Los políticos de extrema derecha como Trump, Uribe, Boris Johnson o Marine Le Pen de Francia son maestros manipuladores de las debilidades del panorama de los medios, utilizando los medios sociales para alimentar los temores populistas y el fanatismo, apoyando sus afirmaciones y difundiendo la desinformación. En Colombia, la campaña organizada contra el acuerdo de paz entre el gobierno y las FARC, dirigida por Uribe, llevó a medios sociales, publicidad y medios de comunicación con malas interpretaciones, rumores y mentiras para promover la ira y el miedo entre los votantes. Aunque en noviembre se llegó finalmente a un nuevo acuerdo de paz, el viaje fue largo y arduo.

Mientras los políticos de derecha radical en todo el mundo aprovechan cada vez más el paisaje “post-hecho” para avanzar en sus agendas de cambio antisocial, las comunidades vulnerables están siendo colocadas en un peligro aún mayor — y con ellas los defensores de los derechos humanos que trabajan para proteger a todos nuestros derechos básicos. En América Latina, especialmente, el número de asesinatos, ataques y represiones contra activistas de derechos humanos esta a niveles históricos, según un informe titulado “El Riesgo de Defender”, publicado en octubre por Oxfam.

Ante el creciente riesgo físico y los informes de violencia contra los activistas de derechos humanos y las comunidades que defienden, se ha vuelto más importante que nunca leer entre las líneas de la retórica política en busca de la verdad.

En honor al Día de los Derechos Humanos el sábado 10 de diciembre de 2016, N-Map está lanzando la serie completa de Palabras Que Matan: El Desprestigio Contra Defensores y Defensoras de Derechos Humanos, que muestra la experiencia compartida de defensores en Colombia que han sufrido ataques difamatorios por parte del gobierno, y en los medios de comunicación, por su trabajo. La serie fue un esfuerzo conjunto entre el Colectivo de Abogados José Alvear Restrepo, la Corporación Jurídica Yira Castro, la Comisión Intereclesial Justicia y Paz, la Fundación Bertha y New Media Advocacy Project.
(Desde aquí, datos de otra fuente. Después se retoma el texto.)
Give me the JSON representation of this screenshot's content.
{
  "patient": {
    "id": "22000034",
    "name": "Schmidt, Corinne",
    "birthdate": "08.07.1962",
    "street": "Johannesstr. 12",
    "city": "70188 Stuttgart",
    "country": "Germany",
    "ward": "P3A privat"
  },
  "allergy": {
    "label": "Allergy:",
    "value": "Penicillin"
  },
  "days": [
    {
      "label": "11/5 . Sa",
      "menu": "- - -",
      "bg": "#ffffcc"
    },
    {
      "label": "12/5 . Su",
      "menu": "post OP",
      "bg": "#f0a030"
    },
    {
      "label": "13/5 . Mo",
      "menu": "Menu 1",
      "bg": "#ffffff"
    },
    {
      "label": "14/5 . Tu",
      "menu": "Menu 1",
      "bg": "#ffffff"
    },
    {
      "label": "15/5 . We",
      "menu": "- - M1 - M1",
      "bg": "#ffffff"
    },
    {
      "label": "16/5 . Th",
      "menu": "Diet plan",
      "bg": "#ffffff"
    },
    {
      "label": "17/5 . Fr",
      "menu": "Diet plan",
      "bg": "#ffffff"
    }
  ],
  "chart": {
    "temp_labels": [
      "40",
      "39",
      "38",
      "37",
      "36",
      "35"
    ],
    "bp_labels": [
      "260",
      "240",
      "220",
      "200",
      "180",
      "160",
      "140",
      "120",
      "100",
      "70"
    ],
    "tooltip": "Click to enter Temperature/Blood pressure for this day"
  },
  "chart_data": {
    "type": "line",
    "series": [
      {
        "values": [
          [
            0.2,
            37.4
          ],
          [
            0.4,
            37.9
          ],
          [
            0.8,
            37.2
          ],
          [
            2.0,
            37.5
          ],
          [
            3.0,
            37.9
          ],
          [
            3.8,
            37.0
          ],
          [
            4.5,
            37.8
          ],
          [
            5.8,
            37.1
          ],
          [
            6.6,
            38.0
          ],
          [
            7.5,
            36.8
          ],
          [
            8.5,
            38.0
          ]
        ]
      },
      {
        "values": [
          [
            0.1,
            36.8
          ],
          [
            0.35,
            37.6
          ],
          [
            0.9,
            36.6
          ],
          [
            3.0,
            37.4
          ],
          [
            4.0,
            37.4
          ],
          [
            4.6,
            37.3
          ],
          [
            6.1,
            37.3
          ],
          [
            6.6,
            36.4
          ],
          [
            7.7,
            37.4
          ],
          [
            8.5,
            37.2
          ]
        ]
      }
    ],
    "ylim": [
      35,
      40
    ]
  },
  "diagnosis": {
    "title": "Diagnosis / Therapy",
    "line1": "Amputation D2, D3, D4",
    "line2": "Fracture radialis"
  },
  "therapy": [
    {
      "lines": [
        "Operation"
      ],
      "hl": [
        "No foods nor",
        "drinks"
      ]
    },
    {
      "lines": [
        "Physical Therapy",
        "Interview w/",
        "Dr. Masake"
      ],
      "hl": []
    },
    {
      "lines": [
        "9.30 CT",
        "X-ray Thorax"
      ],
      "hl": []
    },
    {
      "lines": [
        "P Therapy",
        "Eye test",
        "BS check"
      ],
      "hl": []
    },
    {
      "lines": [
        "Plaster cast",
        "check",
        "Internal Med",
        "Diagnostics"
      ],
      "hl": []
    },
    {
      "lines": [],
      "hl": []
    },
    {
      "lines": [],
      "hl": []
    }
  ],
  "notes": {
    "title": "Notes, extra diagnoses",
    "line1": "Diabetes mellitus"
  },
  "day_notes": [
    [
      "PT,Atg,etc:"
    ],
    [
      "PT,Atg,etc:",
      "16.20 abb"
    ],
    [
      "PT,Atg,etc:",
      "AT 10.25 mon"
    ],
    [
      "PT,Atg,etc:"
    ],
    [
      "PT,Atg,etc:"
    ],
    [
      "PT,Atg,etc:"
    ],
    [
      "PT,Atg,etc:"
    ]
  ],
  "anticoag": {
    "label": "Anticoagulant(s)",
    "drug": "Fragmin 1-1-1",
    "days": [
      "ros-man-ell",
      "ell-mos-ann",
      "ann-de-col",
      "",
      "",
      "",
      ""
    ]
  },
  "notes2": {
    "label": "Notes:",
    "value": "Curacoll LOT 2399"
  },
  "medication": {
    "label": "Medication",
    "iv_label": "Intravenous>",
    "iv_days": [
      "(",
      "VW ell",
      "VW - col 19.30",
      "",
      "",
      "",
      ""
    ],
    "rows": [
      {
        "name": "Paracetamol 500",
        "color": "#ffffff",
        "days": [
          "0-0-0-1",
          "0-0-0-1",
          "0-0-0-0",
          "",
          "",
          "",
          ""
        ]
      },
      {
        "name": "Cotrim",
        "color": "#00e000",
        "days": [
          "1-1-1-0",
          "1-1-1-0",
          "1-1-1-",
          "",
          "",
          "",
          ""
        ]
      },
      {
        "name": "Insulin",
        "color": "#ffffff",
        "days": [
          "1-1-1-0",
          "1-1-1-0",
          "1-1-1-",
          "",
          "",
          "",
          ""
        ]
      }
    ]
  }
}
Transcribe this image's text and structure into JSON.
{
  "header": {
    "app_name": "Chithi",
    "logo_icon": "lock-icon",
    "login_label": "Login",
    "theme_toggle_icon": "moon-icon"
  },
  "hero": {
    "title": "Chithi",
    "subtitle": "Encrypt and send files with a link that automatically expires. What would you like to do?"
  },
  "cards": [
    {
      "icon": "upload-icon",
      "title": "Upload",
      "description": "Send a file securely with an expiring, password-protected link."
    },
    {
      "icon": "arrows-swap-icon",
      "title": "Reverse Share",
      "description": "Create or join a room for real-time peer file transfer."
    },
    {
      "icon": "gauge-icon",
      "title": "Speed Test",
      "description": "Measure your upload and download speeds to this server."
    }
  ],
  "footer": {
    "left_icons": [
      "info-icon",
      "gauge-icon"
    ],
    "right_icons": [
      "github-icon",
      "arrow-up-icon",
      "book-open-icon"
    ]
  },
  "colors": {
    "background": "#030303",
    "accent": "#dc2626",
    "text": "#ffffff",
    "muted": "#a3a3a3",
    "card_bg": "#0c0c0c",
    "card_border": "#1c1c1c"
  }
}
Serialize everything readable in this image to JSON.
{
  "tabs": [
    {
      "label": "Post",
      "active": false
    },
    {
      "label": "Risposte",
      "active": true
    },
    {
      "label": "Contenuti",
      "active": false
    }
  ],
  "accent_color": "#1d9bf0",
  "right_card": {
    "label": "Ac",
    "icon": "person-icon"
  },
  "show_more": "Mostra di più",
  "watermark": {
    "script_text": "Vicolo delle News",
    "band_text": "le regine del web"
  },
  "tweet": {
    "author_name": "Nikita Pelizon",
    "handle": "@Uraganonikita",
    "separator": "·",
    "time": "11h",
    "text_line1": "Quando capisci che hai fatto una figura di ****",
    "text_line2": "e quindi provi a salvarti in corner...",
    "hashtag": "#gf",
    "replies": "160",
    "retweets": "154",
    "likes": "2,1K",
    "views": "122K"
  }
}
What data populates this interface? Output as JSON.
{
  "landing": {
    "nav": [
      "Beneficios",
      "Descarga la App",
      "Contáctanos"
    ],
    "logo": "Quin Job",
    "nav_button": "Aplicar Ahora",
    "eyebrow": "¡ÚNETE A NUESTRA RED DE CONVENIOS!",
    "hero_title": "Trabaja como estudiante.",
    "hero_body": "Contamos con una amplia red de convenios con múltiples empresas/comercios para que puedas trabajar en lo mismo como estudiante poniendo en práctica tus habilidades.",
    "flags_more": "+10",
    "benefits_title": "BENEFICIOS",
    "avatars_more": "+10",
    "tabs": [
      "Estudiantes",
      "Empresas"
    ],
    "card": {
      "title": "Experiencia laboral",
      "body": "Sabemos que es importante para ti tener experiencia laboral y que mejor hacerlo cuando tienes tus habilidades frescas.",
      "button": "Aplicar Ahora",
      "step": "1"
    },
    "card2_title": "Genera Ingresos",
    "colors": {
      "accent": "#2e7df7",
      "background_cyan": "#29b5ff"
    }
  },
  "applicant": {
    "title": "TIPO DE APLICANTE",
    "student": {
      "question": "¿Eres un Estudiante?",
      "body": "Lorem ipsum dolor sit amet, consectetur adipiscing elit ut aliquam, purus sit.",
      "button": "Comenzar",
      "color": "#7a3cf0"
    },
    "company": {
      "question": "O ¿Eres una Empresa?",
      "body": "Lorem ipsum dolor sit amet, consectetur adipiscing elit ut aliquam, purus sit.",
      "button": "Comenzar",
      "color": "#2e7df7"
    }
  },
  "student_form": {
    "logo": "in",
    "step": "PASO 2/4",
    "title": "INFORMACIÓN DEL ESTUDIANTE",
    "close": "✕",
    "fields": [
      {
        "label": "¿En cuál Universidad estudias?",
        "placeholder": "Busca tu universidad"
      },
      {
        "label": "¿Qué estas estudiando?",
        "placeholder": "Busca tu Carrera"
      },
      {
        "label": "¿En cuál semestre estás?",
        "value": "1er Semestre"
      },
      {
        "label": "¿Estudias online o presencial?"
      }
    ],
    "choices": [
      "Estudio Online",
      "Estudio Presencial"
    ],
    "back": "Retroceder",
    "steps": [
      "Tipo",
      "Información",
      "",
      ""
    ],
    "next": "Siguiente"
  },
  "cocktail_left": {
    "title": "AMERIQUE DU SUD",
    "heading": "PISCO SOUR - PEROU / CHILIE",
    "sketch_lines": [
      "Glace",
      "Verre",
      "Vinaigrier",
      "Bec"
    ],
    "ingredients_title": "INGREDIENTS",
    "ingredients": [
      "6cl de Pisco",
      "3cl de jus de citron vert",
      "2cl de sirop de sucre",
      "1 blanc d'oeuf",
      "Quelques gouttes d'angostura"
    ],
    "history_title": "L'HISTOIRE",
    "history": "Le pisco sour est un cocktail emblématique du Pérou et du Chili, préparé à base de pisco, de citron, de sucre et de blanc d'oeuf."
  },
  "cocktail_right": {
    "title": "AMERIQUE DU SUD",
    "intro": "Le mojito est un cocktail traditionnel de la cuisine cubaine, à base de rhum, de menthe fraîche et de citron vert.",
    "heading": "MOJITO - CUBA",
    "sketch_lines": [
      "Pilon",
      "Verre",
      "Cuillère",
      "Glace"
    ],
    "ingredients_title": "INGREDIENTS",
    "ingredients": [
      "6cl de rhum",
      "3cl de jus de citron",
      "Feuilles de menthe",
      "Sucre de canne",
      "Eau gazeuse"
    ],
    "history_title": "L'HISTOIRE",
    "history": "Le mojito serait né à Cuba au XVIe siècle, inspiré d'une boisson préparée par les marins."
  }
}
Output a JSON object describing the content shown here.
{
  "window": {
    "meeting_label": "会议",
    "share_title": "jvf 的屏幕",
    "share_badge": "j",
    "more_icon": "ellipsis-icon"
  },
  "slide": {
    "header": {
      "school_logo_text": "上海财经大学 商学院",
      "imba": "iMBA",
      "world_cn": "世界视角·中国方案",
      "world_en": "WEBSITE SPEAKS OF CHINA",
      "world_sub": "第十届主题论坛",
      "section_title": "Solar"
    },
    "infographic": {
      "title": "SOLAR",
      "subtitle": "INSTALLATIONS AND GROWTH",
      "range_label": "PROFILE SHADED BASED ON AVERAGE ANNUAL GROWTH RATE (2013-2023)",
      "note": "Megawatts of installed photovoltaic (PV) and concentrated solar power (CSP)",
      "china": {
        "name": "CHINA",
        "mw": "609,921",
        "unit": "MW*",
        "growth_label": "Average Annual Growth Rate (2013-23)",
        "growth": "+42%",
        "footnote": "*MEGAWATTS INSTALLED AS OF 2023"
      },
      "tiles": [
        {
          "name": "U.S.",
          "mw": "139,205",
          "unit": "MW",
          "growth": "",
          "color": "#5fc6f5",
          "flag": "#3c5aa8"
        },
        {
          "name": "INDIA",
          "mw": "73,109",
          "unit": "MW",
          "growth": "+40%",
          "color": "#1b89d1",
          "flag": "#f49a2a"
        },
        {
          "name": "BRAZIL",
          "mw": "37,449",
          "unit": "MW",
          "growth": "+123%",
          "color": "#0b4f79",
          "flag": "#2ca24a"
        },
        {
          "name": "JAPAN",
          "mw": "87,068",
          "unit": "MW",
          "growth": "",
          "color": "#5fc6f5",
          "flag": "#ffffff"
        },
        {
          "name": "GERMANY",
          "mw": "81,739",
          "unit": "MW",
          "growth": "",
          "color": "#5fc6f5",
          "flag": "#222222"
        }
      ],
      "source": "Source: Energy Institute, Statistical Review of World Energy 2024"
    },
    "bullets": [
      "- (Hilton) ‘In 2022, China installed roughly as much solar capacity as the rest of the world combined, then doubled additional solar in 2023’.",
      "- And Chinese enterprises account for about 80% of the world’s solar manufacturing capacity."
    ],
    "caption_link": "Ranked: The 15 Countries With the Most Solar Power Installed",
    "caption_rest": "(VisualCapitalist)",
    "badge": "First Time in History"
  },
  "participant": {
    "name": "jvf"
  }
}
A pesar de que la serie se centra en los defensores de los derechos humanos en Colombia, el mensaje se aplica al público en todas partes: en un mundo “post-hecho”, donde los funcionarios corruptos manipulan regularmente a los medios para influir en la opinión pública, es más importante que nunca defender a las personas que buscan defender nuestros derechos humanos básicos.

Ataques verbales en el congreso, información falsa en la prensa y mensajes amenazantes en las redes sociales pueden traducirse muy rápidamente en amenazas reales para los defensores de derechos humanos y las víctimas que representan. Por favor tómese un momento para ver la serie y compartir.

No permita que los ataques contra los derechos humanos y los defensores de los derechos humanos no sean controlados. Hable en contra el desprestigio. Su apoyo hace la diferencia.